O quadro, contudo, que não está alastrado
pela comunidade inteira, felizmente. Moradias luxuosas para os padrões
interioranos ladeiam barracos, casas miúdas, casebres. Garagens com carros
possantes fazem vizinhança com a criança que sequer possui um carrinho de
brinquedo para iludir sua idade. O normal, porém, é que nenhum luxo ou além da
necessidade faça parte da vida da maioria de seus habitantes. E é esta maioria
que realmente caracteriza aquela comunidade. E é esta maioria que possui mais
filhos e estes sempre renegados pela sorte grande de serem simplesmente
felizes.
Mas foi dentro da comunidade que surgiu a
ideia da cartinha, do envelope apenas com o nome da criança e do brinquedo
desejado e tão sonhado. Que ideia maravilhosa das pessoas que fazem parte da
associação comunitária. Como havia o desejo de proporcionar alguma alegria
àquelas crianças e não havia recursos suficientes para atender sequer a mínima
parcela, então pensaram no melhor a ser feito e lançaram a ideia nas redes
sociais. De início, apenas umas poucas pessoas se predispondo a ajudar, mas
logo, com a postagem de fotos com crianças felizes e sorridentes recebendo seus
brinquedos, um grande número de adotantes de cartinhas começou a surgir.

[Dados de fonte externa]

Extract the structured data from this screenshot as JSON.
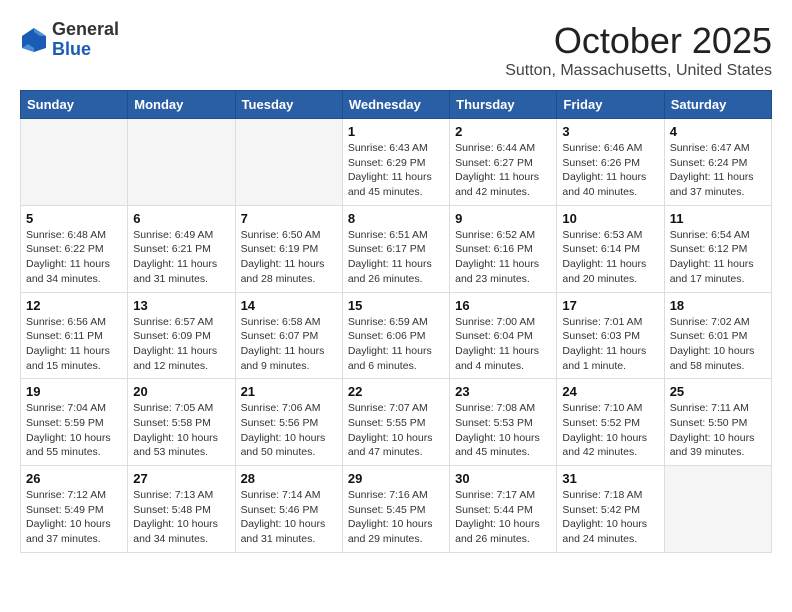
{
  "logo": {
    "general": "General",
    "blue": "Blue"
  },
  "title": "October 2025",
  "location": "Sutton, Massachusetts, United States",
  "days_header": [
    "Sunday",
    "Monday",
    "Tuesday",
    "Wednesday",
    "Thursday",
    "Friday",
    "Saturday"
  ],
  "weeks": [
    [
      {
        "day": "",
        "info": ""
      },
      {
        "day": "",
        "info": ""
      },
      {
        "day": "",
        "info": ""
      },
      {
        "day": "1",
        "info": "Sunrise: 6:43 AM\nSunset: 6:29 PM\nDaylight: 11 hours\nand 45 minutes."
      },
      {
        "day": "2",
        "info": "Sunrise: 6:44 AM\nSunset: 6:27 PM\nDaylight: 11 hours\nand 42 minutes."
      },
      {
        "day": "3",
        "info": "Sunrise: 6:46 AM\nSunset: 6:26 PM\nDaylight: 11 hours\nand 40 minutes."
      },
      {
        "day": "4",
        "info": "Sunrise: 6:47 AM\nSunset: 6:24 PM\nDaylight: 11 hours\nand 37 minutes."
      }
    ],
    [
      {
        "day": "5",
        "info": "Sunrise: 6:48 AM\nSunset: 6:22 PM\nDaylight: 11 hours\nand 34 minutes."
      },
      {
        "day": "6",
        "info": "Sunrise: 6:49 AM\nSunset: 6:21 PM\nDaylight: 11 hours\nand 31 minutes."
      },
      {
        "day": "7",
        "info": "Sunrise: 6:50 AM\nSunset: 6:19 PM\nDaylight: 11 hours\nand 28 minutes."
      },
      {
        "day": "8",
        "info": "Sunrise: 6:51 AM\nSunset: 6:17 PM\nDaylight: 11 hours\nand 26 minutes."
      },
      {
        "day": "9",
        "info": "Sunrise: 6:52 AM\nSunset: 6:16 PM\nDaylight: 11 hours\nand 23 minutes."
      },
      {
        "day": "10",
        "info": "Sunrise: 6:53 AM\nSunset: 6:14 PM\nDaylight: 11 hours\nand 20 minutes."
      },
      {
        "day": "11",
        "info": "Sunrise: 6:54 AM\nSunset: 6:12 PM\nDaylight: 11 hours\nand 17 minutes."
      }
    ],
    [
      {
        "day": "12",
        "info": "Sunrise: 6:56 AM\nSunset: 6:11 PM\nDaylight: 11 hours\nand 15 minutes."
      },
      {
        "day": "13",
        "info": "Sunrise: 6:57 AM\nSunset: 6:09 PM\nDaylight: 11 hours\nand 12 minutes."
      },
      {
        "day": "14",
        "info": "Sunrise: 6:58 AM\nSunset: 6:07 PM\nDaylight: 11 hours\nand 9 minutes."
      },
      {
        "day": "15",
        "info": "Sunrise: 6:59 AM\nSunset: 6:06 PM\nDaylight: 11 hours\nand 6 minutes."
      },
      {
        "day": "16",
        "info": "Sunrise: 7:00 AM\nSunset: 6:04 PM\nDaylight: 11 hours\nand 4 minutes."
      },
      {
        "day": "17",
        "info": "Sunrise: 7:01 AM\nSunset: 6:03 PM\nDaylight: 11 hours\nand 1 minute."
      },
      {
        "day": "18",
        "info": "Sunrise: 7:02 AM\nSunset: 6:01 PM\nDaylight: 10 hours\nand 58 minutes."
      }
    ],
    [
      {
        "day": "19",
        "info": "Sunrise: 7:04 AM\nSunset: 5:59 PM\nDaylight: 10 hours\nand 55 minutes."
      },
      {
        "day": "20",
        "info": "Sunrise: 7:05 AM\nSunset: 5:58 PM\nDaylight: 10 hours\nand 53 minutes."
      },
      {
        "day": "21",
        "info": "Sunrise: 7:06 AM\nSunset: 5:56 PM\nDaylight: 10 hours\nand 50 minutes."
      },
      {
        "day": "22",
        "info": "Sunrise: 7:07 AM\nSunset: 5:55 PM\nDaylight: 10 hours\nand 47 minutes."
      },
      {
        "day": "23",
        "info": "Sunrise: 7:08 AM\nSunset: 5:53 PM\nDaylight: 10 hours\nand 45 minutes."
      },
      {
        "day": "24",
        "info": "Sunrise: 7:10 AM\nSunset: 5:52 PM\nDaylight: 10 hours\nand 42 minutes."
      },
      {
        "day": "25",
        "info": "Sunrise: 7:11 AM\nSunset: 5:50 PM\nDaylight: 10 hours\nand 39 minutes."
      }
    ],
    [
      {
        "day": "26",
        "info": "Sunrise: 7:12 AM\nSunset: 5:49 PM\nDaylight: 10 hours\nand 37 minutes."
      },
      {
        "day": "27",
        "info": "Sunrise: 7:13 AM\nSunset: 5:48 PM\nDaylight: 10 hours\nand 34 minutes."
      },
      {
        "day": "28",
        "info": "Sunrise: 7:14 AM\nSunset: 5:46 PM\nDaylight: 10 hours\nand 31 minutes."
      },
      {
        "day": "29",
        "info": "Sunrise: 7:16 AM\nSunset: 5:45 PM\nDaylight: 10 hours\nand 29 minutes."
      },
      {
        "day": "30",
        "info": "Sunrise: 7:17 AM\nSunset: 5:44 PM\nDaylight: 10 hours\nand 26 minutes."
      },
      {
        "day": "31",
        "info": "Sunrise: 7:18 AM\nSunset: 5:42 PM\nDaylight: 10 hours\nand 24 minutes."
      },
      {
        "day": "",
        "info": ""
      }
    ]
  ]
}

Que coisa boa que tenha sido assim. Que bom
que muitas cartinhas foram adotadas e muitos presentes já foram pessoalmente
levados ou chegados às crianças daquela comunidade do Bairro São José. Contudo,
uma situação que continua sendo difícil de ser resolvida. Certamente não haverá
presentes para todos, e muitos, já ansiosos desde que deram os seus nomes na
esperança de um presentinho, sentem-se ansiosos e amargurados por saberem que
muitos já receberam seus brinquedos e eles ainda não. Sei que muitos já
choraram, já perguntaram aos pais por que ninguém lia sua cartinha, já
procuraram a associação para saber se algum Papai Noel teria aparecido. E o que
fazer, então?
Dado o grande número de crianças,
dificilmente a maioria receberá seu presentinho. Muitos já foram agraciados, já
sorriram, já pularam, já festejaram seu instante tão esperado. Mas muitos ainda
não. E quanto mais o tempo passa mais a aflição toma conta não só das crianças
como do pessoal da associação e da comunidade inteira. O que dizer e como dizer
a uma criança que sua cartinha foi recebida e o seu Papai Noel não veio? E o
mais difícil ainda: que a sua cartinha sequer foi escolhida por alguém.
Em situações assim, há que se reconhecer que
o sol das crianças também não nasce para todos. Mesmo a dor que restar nos
corações afligidos, importante mesmo é reconhecer o valor de ideias assim, da
cartinha e seu adotante. Mesmo que o presente não tenha custado mais que uns
poucos vinténs, mesmo que a demora para ser entregue tenha sido grande, ainda
assim nada mais belo e confortante que a imagem de uma criança toda feliz e
radiante ao ter às suas mãos sua lembrancinha. E muitos sorrisos assim já foram
espalhados.
Na cartinha que adotei estava escrito: “Um
carrinho com controle remoto”. Impossível descrever a reação da criança ao
receber seu presente. Também impossível descrever minha reação interior por ter
dado apenas um tiquinho e provocado tamanha felicidade.